Ogni storia è diversa, ovviamente. Come nelle storie d'amore: a volte ci si lascia pacificamente, a volte si fa pace solo dopo, a volte i modi sono talmente brutti che il rancore lascia spazio all'indifferenza. Ogni storia ha la sua storia.
Però un sapore strano ce l'avevo già nell'anno dello scudetto.
Eravate in due, in campo, leader assoluti di quella squadra: tu e Osimhen. A suon di gol ci avete portato il terzo scudetto, quello che mancava dai tempi di Maradona. Un'impresa talmente epica che vi avrebbe dovuto mettere vicino a San Gennaro. Invece non è successo.
Per carità, tutta la squadra è stata idolatrata. Spalletti e De Laurentiis, tantissimo.
Ma sulle bandiere, sui murali, sugli striscioni... voi comparivate appena.
Quello scudetto è stato dedicato a Maradona, inutile girarci intorno. E perché?
Io una spiegazione me la sono data. Questa piazza è gentile e riconoscente, e non dimentica. Non dimentica i trofei, non dimentica le emozioni in campo. Ma la "cittadinanza onoraria", quella virtuale, non la concede in base ai trofei.
È un fatto tutto nostro. Sono quei piccoli dettagli fatti di rispetto e amore, fatti di impegno e maglia sudata. Non si tratta di mangiarsi la pizza o farsi la foto sul Golfo. È qualcosa di più sottile.

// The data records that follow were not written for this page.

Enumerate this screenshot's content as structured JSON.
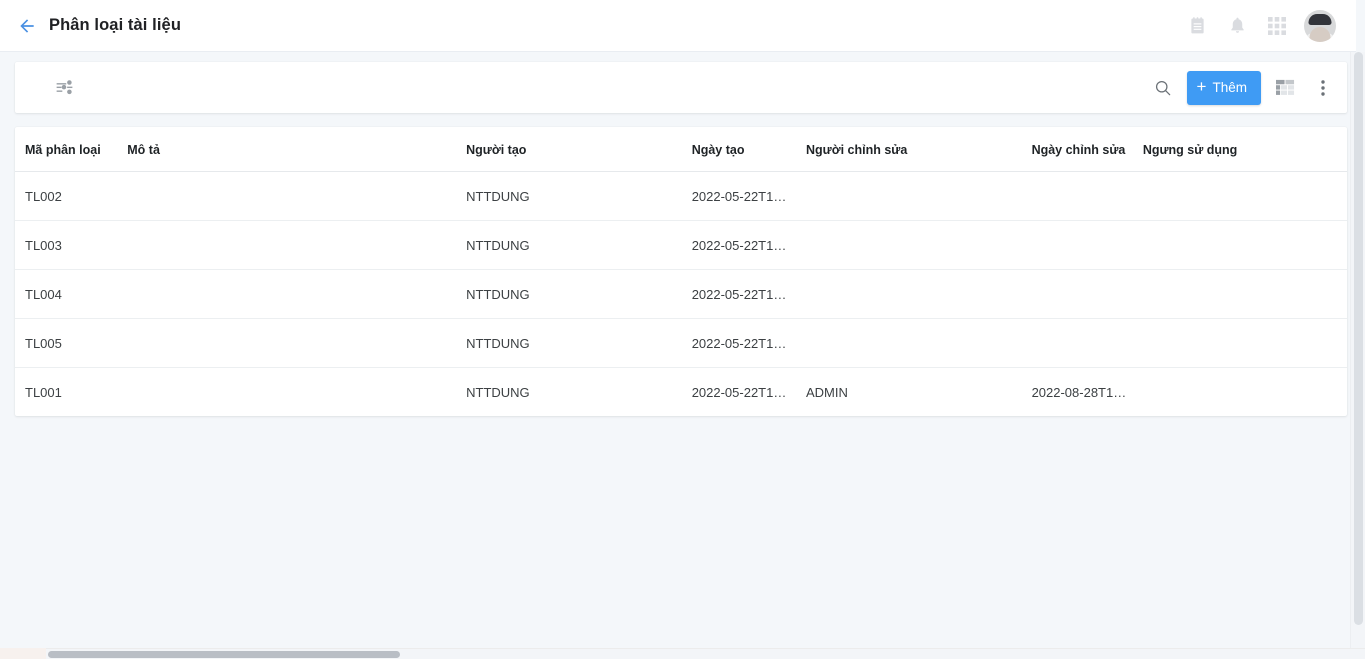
{
  "header": {
    "back_icon": "arrow-left-icon",
    "title": "Phân loại tài liệu",
    "icons": [
      {
        "name": "notepad-icon"
      },
      {
        "name": "bell-icon"
      },
      {
        "name": "apps-grid-icon"
      }
    ],
    "avatar_name": "user-avatar"
  },
  "toolbar": {
    "filter_icon": "filter-settings-icon",
    "search_icon": "search-icon",
    "add_label": "Thêm",
    "add_plus": "+",
    "table_view_icon": "table-view-icon",
    "more_icon": "more-vertical-icon"
  },
  "table": {
    "columns": [
      "Mã phân loại",
      "Mô tả",
      "Người tạo",
      "Ngày tạo",
      "Người chỉnh sửa",
      "Ngày chỉnh sửa",
      "Ngưng sử dụng"
    ],
    "rows": [
      {
        "ma_phan_loai": "TL002",
        "mo_ta": "",
        "nguoi_tao": "NTTDUNG",
        "ngay_tao": "2022-05-22T1…",
        "nguoi_chinh_sua": "",
        "ngay_chinh_sua": "",
        "ngung_su_dung": ""
      },
      {
        "ma_phan_loai": "TL003",
        "mo_ta": "",
        "nguoi_tao": "NTTDUNG",
        "ngay_tao": "2022-05-22T1…",
        "nguoi_chinh_sua": "",
        "ngay_chinh_sua": "",
        "ngung_su_dung": ""
      },
      {
        "ma_phan_loai": "TL004",
        "mo_ta": "",
        "nguoi_tao": "NTTDUNG",
        "ngay_tao": "2022-05-22T1…",
        "nguoi_chinh_sua": "",
        "ngay_chinh_sua": "",
        "ngung_su_dung": ""
      },
      {
        "ma_phan_loai": "TL005",
        "mo_ta": "",
        "nguoi_tao": "NTTDUNG",
        "ngay_tao": "2022-05-22T1…",
        "nguoi_chinh_sua": "",
        "ngay_chinh_sua": "",
        "ngung_su_dung": ""
      },
      {
        "ma_phan_loai": "TL001",
        "mo_ta": "",
        "nguoi_tao": "NTTDUNG",
        "ngay_tao": "2022-05-22T1…",
        "nguoi_chinh_sua": "ADMIN",
        "ngay_chinh_sua": "2022-08-28T1…",
        "ngung_su_dung": ""
      }
    ]
  },
  "colors": {
    "accent": "#3f9bf4",
    "back_arrow": "#4a90e2",
    "page_background": "#f4f7fa",
    "card": "#ffffff",
    "text": "#3c4043"
  }
}
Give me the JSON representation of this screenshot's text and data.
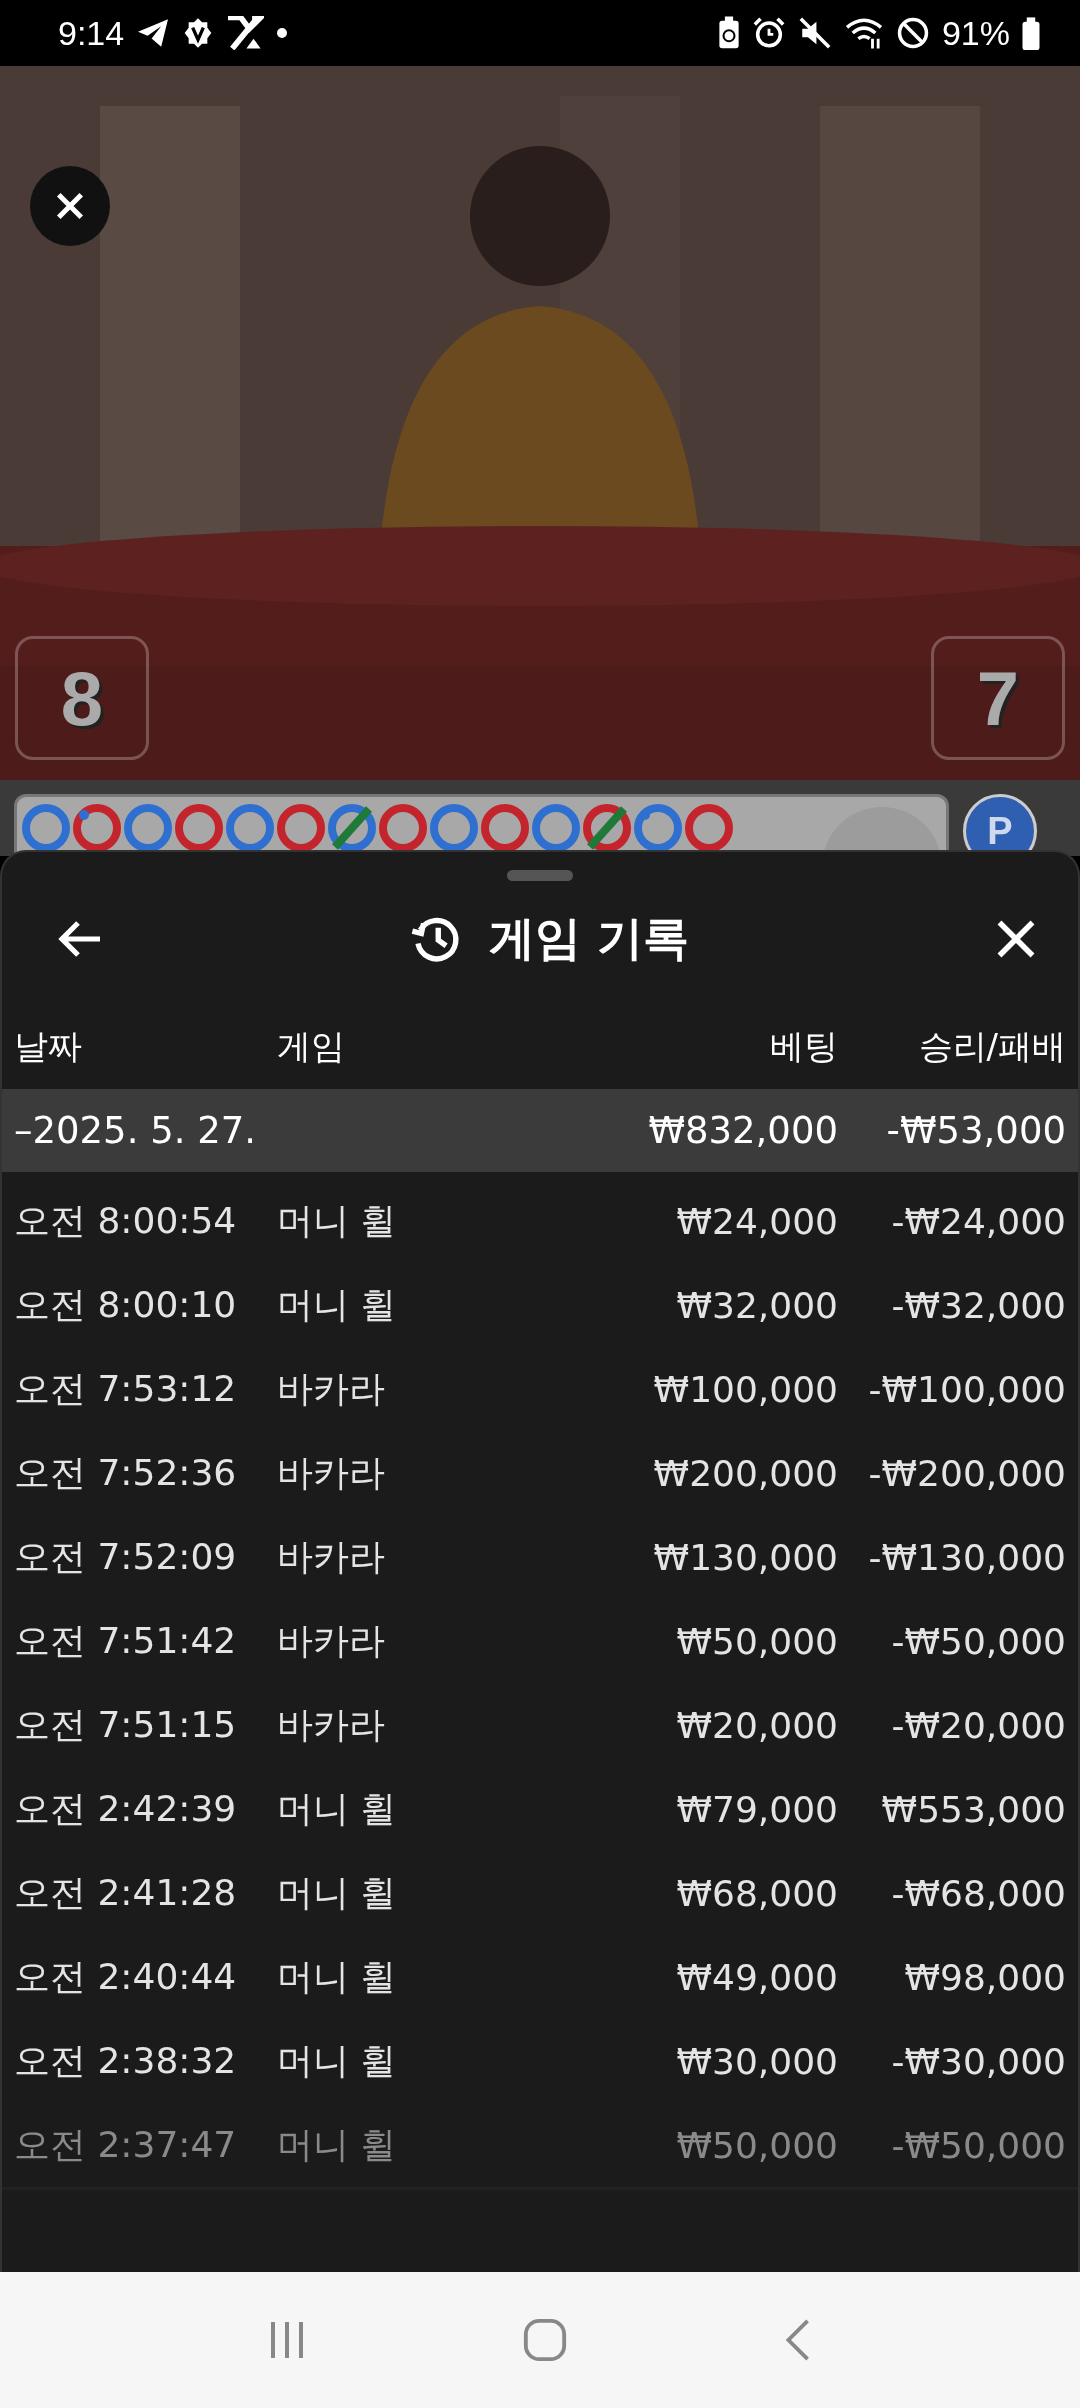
{
  "status_bar": {
    "time": "9:14",
    "battery": "91%"
  },
  "video": {
    "kind": "picture",
    "scores": [
      "8",
      "7"
    ]
  },
  "bead_road": {
    "beads": [
      {
        "color": "#2f6fd0",
        "tie": false,
        "pair": false
      },
      {
        "color": "#c4242b",
        "tie": false,
        "pair": true
      },
      {
        "color": "#2f6fd0",
        "tie": false,
        "pair": false
      },
      {
        "color": "#c4242b",
        "tie": false,
        "pair": false
      },
      {
        "color": "#2f6fd0",
        "tie": false,
        "pair": false
      },
      {
        "color": "#c4242b",
        "tie": false,
        "pair": false
      },
      {
        "color": "#2f6fd0",
        "tie": true,
        "pair": false
      },
      {
        "color": "#c4242b",
        "tie": false,
        "pair": false
      },
      {
        "color": "#2f6fd0",
        "tie": false,
        "pair": false
      },
      {
        "color": "#c4242b",
        "tie": false,
        "pair": false
      },
      {
        "color": "#2f6fd0",
        "tie": false,
        "pair": false
      },
      {
        "color": "#c4242b",
        "tie": true,
        "pair": false
      },
      {
        "color": "#2f6fd0",
        "tie": false,
        "pair": true
      },
      {
        "color": "#c4242b",
        "tie": false,
        "pair": false
      }
    ],
    "player_button": "P"
  },
  "sheet": {
    "title": "게임 기록",
    "columns": [
      "날짜",
      "게임",
      "베팅",
      "승리/패배"
    ],
    "summary": {
      "date": "–2025. 5. 27.",
      "bet": "₩832,000",
      "result": "-₩53,000"
    },
    "rows": [
      {
        "time": "오전 8:00:54",
        "game": "머니 휠",
        "bet": "₩24,000",
        "result": "-₩24,000",
        "dimmed": false
      },
      {
        "time": "오전 8:00:10",
        "game": "머니 휠",
        "bet": "₩32,000",
        "result": "-₩32,000",
        "dimmed": false
      },
      {
        "time": "오전 7:53:12",
        "game": "바카라",
        "bet": "₩100,000",
        "result": "-₩100,000",
        "dimmed": false
      },
      {
        "time": "오전 7:52:36",
        "game": "바카라",
        "bet": "₩200,000",
        "result": "-₩200,000",
        "dimmed": false
      },
      {
        "time": "오전 7:52:09",
        "game": "바카라",
        "bet": "₩130,000",
        "result": "-₩130,000",
        "dimmed": false
      },
      {
        "time": "오전 7:51:42",
        "game": "바카라",
        "bet": "₩50,000",
        "result": "-₩50,000",
        "dimmed": false
      },
      {
        "time": "오전 7:51:15",
        "game": "바카라",
        "bet": "₩20,000",
        "result": "-₩20,000",
        "dimmed": false
      },
      {
        "time": "오전 2:42:39",
        "game": "머니 휠",
        "bet": "₩79,000",
        "result": "₩553,000",
        "dimmed": false
      },
      {
        "time": "오전 2:41:28",
        "game": "머니 휠",
        "bet": "₩68,000",
        "result": "-₩68,000",
        "dimmed": false
      },
      {
        "time": "오전 2:40:44",
        "game": "머니 휠",
        "bet": "₩49,000",
        "result": "₩98,000",
        "dimmed": false
      },
      {
        "time": "오전 2:38:32",
        "game": "머니 휠",
        "bet": "₩30,000",
        "result": "-₩30,000",
        "dimmed": false
      },
      {
        "time": "오전 2:37:47",
        "game": "머니 휠",
        "bet": "₩50,000",
        "result": "-₩50,000",
        "dimmed": true
      }
    ]
  }
}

Da Hamsik a Mertens, chi ha realmente voluto bene al Napoli. Non come Kvara
—Quando qualcuno ti capisce e ti vuole bene, quando si sente parte di te e darebbe tutto per te, lo capisci subito.
Hamsik, Callejón, Mertens, Lavezzi. E tanti altri.
Sai quanti sono passati da qui e se ne sono andati? Sai quanti li ricordiamo con affetto? Tanti. Come nelle storie d'amore, magari si litiga all'inizio, ma poi i ricordi prendono il sopravvento.
Poi ci siete voi, i "professionisti".
Nulla da dire, per carità, fate il vostro lavoro. Siete emigranti e non cercate casa. Siete studenti fuori sede. Restate il tempo necessario per prendere quello che vi serve e poi andate via.
Alcuni dicono che questa tifoseria crescerà quando capirà che il calcio è questo. È un punto di vista legittimo, sono fatti.
Però sono fatti anche le storie di chi, nell'andarsene da casa, trova casa. Mette su famiglia. Rispetta il luogo dove è stato e chi lo ha aiutato a diventare importante.
Che gli piaccia la pizza o meno, che si senta napoletano o meno. Sai quante volte è successo qui?
Perciò non è questione di chi ha ragione o torto.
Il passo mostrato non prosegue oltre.